This is part two in a series on preventative maintenance.
Last month we looked at conducting a Facility Condition Assessment (FCA) as part of your larger preventative maintenance program. One outcome of conducting an FCA is it allows you to create a Facility Condition Index (FCI). At the risk of throwing too many acronyms at you, an FCI is a standard benchmark – an equation – you can use to compare your facility against other facilities, or against your own facility at another time in the past. It can also support your asset management initiatives, especially if you are managing several facilities. An FCI can:
- Calculate catch-up costs
- Identify priorities in resource allocation decisions
- Track the extent of condition drift over time
- Determine annual reinvestment rates to prevent further accumulation of deferred maintenance
Your FCI can even be used in the development and usage of a Building Information Modeling (BIM).
You can calculate your FCI like this:
Maintenance + repair + replacement deficiencies of your facility
Your facility’s current replacement value (CRV)
Thanks to your FCA, you will have all the figures you need to calculate the top line of this equation. You can calculate your CRV by taking the original total cost of your facility and multiplying it by an escalation factor, for example, the Engineering News Record’s building cost index.
Most facility managers (FMs) work with this set of ratings:
- Good (under 0.05)
- Fair (0.05 to 0.10)
- Poor (0.11 to 0.20)
- Critical (over 0.20)
- An FCI of 0.10 means that 10% of the replacement value of the building is tied up in deferred maintenance.
Your facility’s FCI is a relative indicator and should be tracked over time to provide a way of identifying the degree of property degradation over time. It’s also a good tool to help predict future condition changes and help you plan for any predicted issues that may increase budget or maintenance schedules.
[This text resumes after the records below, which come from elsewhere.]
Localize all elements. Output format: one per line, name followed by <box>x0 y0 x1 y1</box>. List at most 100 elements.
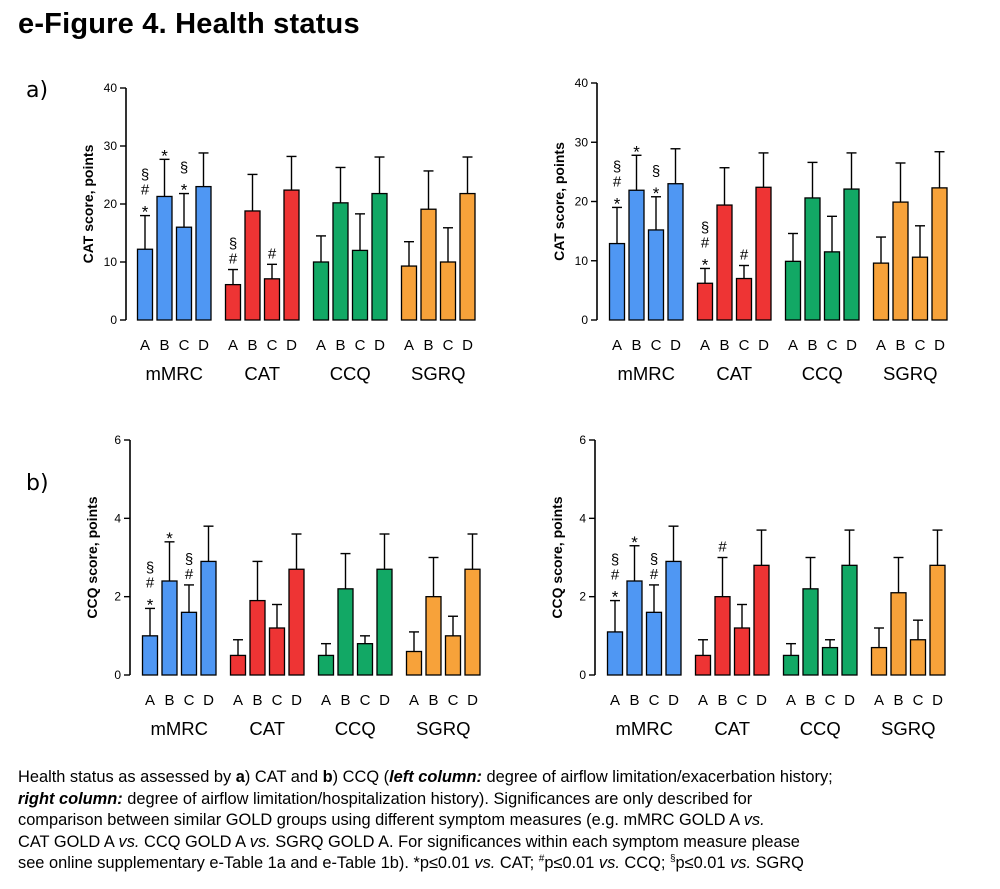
bar-sgrq-a <box>400 265 418 321</box>
y-axis-label: CCQ score, points <box>549 496 565 618</box>
y-tick-label: 0 <box>579 668 586 682</box>
x-category-label: D <box>374 337 385 354</box>
x-group-label: CAT <box>714 718 750 739</box>
significance-marker: § <box>185 551 193 568</box>
x-group-label: CCQ <box>802 363 843 384</box>
significance-marker: # <box>611 567 620 584</box>
bar-sgrq-b <box>892 201 909 321</box>
x-category-label: D <box>462 337 473 354</box>
significance-marker: * <box>614 194 621 213</box>
bar-cat-d <box>753 564 770 676</box>
bar-mmrc-a <box>608 242 626 321</box>
x-group-label: CAT <box>716 363 752 384</box>
bar-cat-d <box>283 189 300 321</box>
significance-marker: § <box>146 559 154 576</box>
x-category-label: D <box>758 337 769 354</box>
significance-marker: # <box>268 245 277 262</box>
x-category-label: D <box>286 337 297 354</box>
bar-ccq-a <box>317 654 335 676</box>
significance-marker: § <box>613 158 621 175</box>
bar-sgrq-d <box>929 564 946 676</box>
y-tick-label: 40 <box>575 76 589 90</box>
x-category-label: C <box>913 692 924 709</box>
bar-mmrc-c <box>175 226 193 321</box>
y-tick-label: 20 <box>104 197 118 211</box>
x-group-label: SGRQ <box>883 363 937 384</box>
x-group-label: CAT <box>244 363 280 384</box>
x-category-label: A <box>612 337 622 354</box>
significance-marker: * <box>631 533 638 552</box>
bar-ccq-b <box>337 588 354 676</box>
bar-ccq-a <box>312 261 330 321</box>
bar-ccq-c <box>356 643 374 676</box>
significance-marker: * <box>166 529 173 548</box>
x-category-label: D <box>198 337 209 354</box>
x-category-label: B <box>895 337 905 354</box>
x-group-label: CCQ <box>330 363 371 384</box>
bar-ccq-a <box>782 654 800 676</box>
x-category-label: C <box>649 692 660 709</box>
x-category-label: D <box>844 692 855 709</box>
bar-ccq-c <box>823 251 841 321</box>
bar-sgrq-d <box>931 187 948 321</box>
x-group-label: mMRC <box>617 363 675 384</box>
x-category-label: C <box>355 337 366 354</box>
significance-marker: # <box>229 251 238 268</box>
x-category-label: B <box>164 692 174 709</box>
significance-marker: § <box>180 160 188 177</box>
x-category-label: B <box>159 337 169 354</box>
bar-ccq-b <box>802 588 819 676</box>
x-category-label: D <box>934 337 945 354</box>
panel-label-a: a) <box>26 78 49 103</box>
y-axis-label: CCQ score, points <box>84 496 100 618</box>
bar-ccq-a <box>784 260 802 321</box>
bar-sgrq-a <box>870 646 888 676</box>
y-axis-label: CAT score, points <box>80 144 96 263</box>
x-category-label: A <box>321 692 331 709</box>
x-category-label: C <box>184 692 195 709</box>
x-group-label: CCQ <box>335 718 376 739</box>
significance-marker: # <box>141 182 150 199</box>
significance-marker: # <box>185 566 194 583</box>
x-category-label: B <box>340 692 350 709</box>
bar-mmrc-a <box>141 635 159 676</box>
x-group-label: mMRC <box>150 718 208 739</box>
x-category-label: B <box>631 337 641 354</box>
bar-sgrq-d <box>459 192 476 321</box>
bar-sgrq-c <box>909 639 927 676</box>
bar-cat-d <box>755 186 772 321</box>
bar-mmrc-d <box>200 560 217 676</box>
significance-marker: # <box>718 539 727 556</box>
x-category-label: B <box>423 337 433 354</box>
x-category-label: B <box>805 692 815 709</box>
x-category-label: B <box>719 337 729 354</box>
bar-ccq-d <box>841 564 858 676</box>
bar-cat-b <box>249 599 266 676</box>
x-category-label: C <box>267 337 278 354</box>
x-group-label: CAT <box>249 718 285 739</box>
x-category-label: A <box>404 337 414 354</box>
bar-mmrc-b <box>161 580 178 676</box>
x-group-label: mMRC <box>145 363 203 384</box>
bar-ccq-c <box>351 249 369 321</box>
x-category-label: A <box>610 692 620 709</box>
bar-ccq-b <box>332 202 349 321</box>
bar-ccq-b <box>804 197 821 321</box>
x-category-label: A <box>788 337 798 354</box>
bar-ccq-d <box>843 188 860 321</box>
significance-marker: § <box>611 552 619 569</box>
bar-mmrc-d <box>195 185 212 321</box>
bar-mmrc-a <box>606 631 624 676</box>
y-tick-label: 6 <box>114 433 121 447</box>
x-group-label: SGRQ <box>416 718 470 739</box>
x-category-label: B <box>252 692 262 709</box>
x-category-label: C <box>827 337 838 354</box>
significance-marker: * <box>702 255 709 274</box>
x-category-label: D <box>291 692 302 709</box>
significance-marker: * <box>653 184 660 203</box>
bar-cat-a <box>224 283 242 321</box>
bar-mmrc-c <box>647 229 665 321</box>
As an FM, sometimes you need to defer maintenance in your facility thanks to budgetary concerns, staffing issues, or a backlog of work. Your FCI benchmark can help with this, as you can use it to calculate reinvestment rates aimed at preventing future deferred maintenance. Calculating these “catch-up costs” can help you get the funding you need to bring your facility back up to current maintenance schedules. You can also use your FCI to determine if you need to move to another facility, if your current one is no longer feasible.
Finally, you can share your FCI with senior management to justify budget and staffing needs, show work performed, and, ultimately, show how well you have performed your job.